The notion of equivalent norms that I have is the following: Two norms $||\cdot||_1,||\cdot||_2$ over a vector space $V$ are equivalent if there are constants $C_1,C_2>0$ such that for every $x\in V$, $$C_1||x||_1\leq ||x||_2\leq C_2||x||_1.$$
Is it the same definition that you have?
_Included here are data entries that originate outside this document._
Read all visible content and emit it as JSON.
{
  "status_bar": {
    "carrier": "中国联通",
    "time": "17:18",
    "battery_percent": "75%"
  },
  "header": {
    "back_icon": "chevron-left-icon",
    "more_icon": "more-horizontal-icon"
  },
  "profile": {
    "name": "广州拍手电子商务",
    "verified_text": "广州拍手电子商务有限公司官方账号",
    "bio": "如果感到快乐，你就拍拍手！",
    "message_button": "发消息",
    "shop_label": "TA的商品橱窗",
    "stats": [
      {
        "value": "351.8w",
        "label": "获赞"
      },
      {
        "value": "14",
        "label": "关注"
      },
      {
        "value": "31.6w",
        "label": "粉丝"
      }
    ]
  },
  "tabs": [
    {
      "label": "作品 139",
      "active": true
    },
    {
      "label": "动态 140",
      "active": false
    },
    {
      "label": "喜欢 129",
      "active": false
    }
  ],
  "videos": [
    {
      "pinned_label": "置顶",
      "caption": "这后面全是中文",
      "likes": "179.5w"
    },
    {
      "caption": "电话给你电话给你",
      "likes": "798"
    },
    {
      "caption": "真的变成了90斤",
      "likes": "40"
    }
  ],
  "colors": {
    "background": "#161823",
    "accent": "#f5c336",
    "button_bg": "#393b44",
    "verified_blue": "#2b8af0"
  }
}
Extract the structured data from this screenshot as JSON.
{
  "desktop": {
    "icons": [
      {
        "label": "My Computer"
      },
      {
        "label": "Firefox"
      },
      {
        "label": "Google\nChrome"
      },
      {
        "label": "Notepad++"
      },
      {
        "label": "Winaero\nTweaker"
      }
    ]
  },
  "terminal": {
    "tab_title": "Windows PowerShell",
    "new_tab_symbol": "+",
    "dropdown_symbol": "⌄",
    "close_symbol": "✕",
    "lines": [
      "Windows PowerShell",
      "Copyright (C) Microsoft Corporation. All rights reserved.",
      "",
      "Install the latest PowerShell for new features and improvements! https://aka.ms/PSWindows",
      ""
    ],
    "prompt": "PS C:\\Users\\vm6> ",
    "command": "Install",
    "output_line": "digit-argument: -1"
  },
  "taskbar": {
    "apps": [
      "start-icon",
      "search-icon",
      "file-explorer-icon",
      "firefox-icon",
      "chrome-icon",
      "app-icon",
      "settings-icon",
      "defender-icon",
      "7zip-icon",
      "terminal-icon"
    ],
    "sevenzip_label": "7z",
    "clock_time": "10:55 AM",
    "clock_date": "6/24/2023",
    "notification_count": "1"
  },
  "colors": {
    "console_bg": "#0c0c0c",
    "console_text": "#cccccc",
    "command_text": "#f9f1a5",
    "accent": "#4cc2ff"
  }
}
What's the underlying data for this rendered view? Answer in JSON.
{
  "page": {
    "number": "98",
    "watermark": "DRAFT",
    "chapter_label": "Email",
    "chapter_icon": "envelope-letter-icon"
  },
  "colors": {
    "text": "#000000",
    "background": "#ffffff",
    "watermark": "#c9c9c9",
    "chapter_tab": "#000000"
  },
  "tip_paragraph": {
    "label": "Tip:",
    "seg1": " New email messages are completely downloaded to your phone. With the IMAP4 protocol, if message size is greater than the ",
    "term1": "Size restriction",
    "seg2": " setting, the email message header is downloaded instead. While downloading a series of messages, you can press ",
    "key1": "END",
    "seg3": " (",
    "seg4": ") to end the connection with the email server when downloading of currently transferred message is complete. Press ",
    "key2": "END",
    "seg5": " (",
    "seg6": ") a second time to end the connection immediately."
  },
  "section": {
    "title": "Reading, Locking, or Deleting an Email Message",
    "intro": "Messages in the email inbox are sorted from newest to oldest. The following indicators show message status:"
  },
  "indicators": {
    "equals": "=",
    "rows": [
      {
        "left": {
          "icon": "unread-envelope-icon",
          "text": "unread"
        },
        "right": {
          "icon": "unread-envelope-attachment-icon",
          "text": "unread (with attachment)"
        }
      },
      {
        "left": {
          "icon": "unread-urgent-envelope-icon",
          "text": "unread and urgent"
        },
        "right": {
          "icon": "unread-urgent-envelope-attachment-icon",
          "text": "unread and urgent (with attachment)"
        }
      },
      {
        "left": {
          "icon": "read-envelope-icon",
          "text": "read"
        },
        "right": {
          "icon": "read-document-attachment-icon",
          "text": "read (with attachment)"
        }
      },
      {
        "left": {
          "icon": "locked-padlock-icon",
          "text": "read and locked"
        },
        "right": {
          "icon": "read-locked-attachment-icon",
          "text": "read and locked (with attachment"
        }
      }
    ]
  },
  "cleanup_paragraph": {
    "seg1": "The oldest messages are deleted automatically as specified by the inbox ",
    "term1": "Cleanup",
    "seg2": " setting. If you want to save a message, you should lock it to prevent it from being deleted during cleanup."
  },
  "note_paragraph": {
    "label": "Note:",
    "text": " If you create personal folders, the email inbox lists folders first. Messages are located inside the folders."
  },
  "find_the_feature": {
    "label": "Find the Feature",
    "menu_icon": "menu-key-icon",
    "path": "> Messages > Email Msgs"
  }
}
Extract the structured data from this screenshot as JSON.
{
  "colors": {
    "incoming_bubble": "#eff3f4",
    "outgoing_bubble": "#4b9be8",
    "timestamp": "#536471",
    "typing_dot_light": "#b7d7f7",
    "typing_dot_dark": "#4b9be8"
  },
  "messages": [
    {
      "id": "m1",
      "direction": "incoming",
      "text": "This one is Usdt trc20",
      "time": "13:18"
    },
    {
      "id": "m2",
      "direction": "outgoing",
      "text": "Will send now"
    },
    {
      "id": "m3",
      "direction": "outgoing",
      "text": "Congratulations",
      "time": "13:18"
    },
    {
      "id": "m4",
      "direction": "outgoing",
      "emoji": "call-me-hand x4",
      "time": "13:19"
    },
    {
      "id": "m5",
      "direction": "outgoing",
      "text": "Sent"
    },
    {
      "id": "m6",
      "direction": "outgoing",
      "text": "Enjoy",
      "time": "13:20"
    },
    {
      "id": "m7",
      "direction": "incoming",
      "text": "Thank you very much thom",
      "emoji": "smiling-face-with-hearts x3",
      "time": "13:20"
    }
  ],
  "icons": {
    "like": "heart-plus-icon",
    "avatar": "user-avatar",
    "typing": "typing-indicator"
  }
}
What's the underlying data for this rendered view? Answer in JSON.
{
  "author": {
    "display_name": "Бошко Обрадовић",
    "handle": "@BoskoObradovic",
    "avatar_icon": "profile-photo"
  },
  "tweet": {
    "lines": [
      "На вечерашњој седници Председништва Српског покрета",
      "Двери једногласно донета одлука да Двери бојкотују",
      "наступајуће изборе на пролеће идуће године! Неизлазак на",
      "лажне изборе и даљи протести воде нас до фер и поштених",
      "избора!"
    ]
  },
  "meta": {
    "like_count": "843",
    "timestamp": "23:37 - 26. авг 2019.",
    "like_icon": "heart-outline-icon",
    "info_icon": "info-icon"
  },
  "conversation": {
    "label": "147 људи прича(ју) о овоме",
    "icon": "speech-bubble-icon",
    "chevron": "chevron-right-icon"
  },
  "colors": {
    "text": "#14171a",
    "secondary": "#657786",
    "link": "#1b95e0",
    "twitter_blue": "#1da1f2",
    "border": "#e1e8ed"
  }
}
If so, under this definition, we can show the norms $||\cdot ||_{\infty}$ and $||f||_1$ are not equivalent.
Suppose they are equivalent, and take $C_1,C_2>0$ such that for every polinomial $f\in P([0,1])$ we have $$C_1||f||_1 \leq ||f||_\infty\leq C_2||f||_1.\hspace{1cm}(*)$$
Take $n$ large enough such that $C_2<n+1$ (that is, $C_2\cdot \frac{1}{n+1}<1$), and consider the polynomial $f=x^n$. Then, we have
$$C_2\cdot ||f||_1=C_2\cdot \int_0^1 |x^n|\,dx=C_2\cdot \dfrac{1}{n+1}<1=||f||_\infty,$$contradicting the inequality $(*)$.
Probably your teacher was thinking about the space of all polynomials with bounded degree, which is a finite-dimensional vector space and it can be proven that for every such space all norms are equivalent. A proof of this can be found here, although I believe any book of functional analysis (and several of linear algebra) will also contain a proof of it.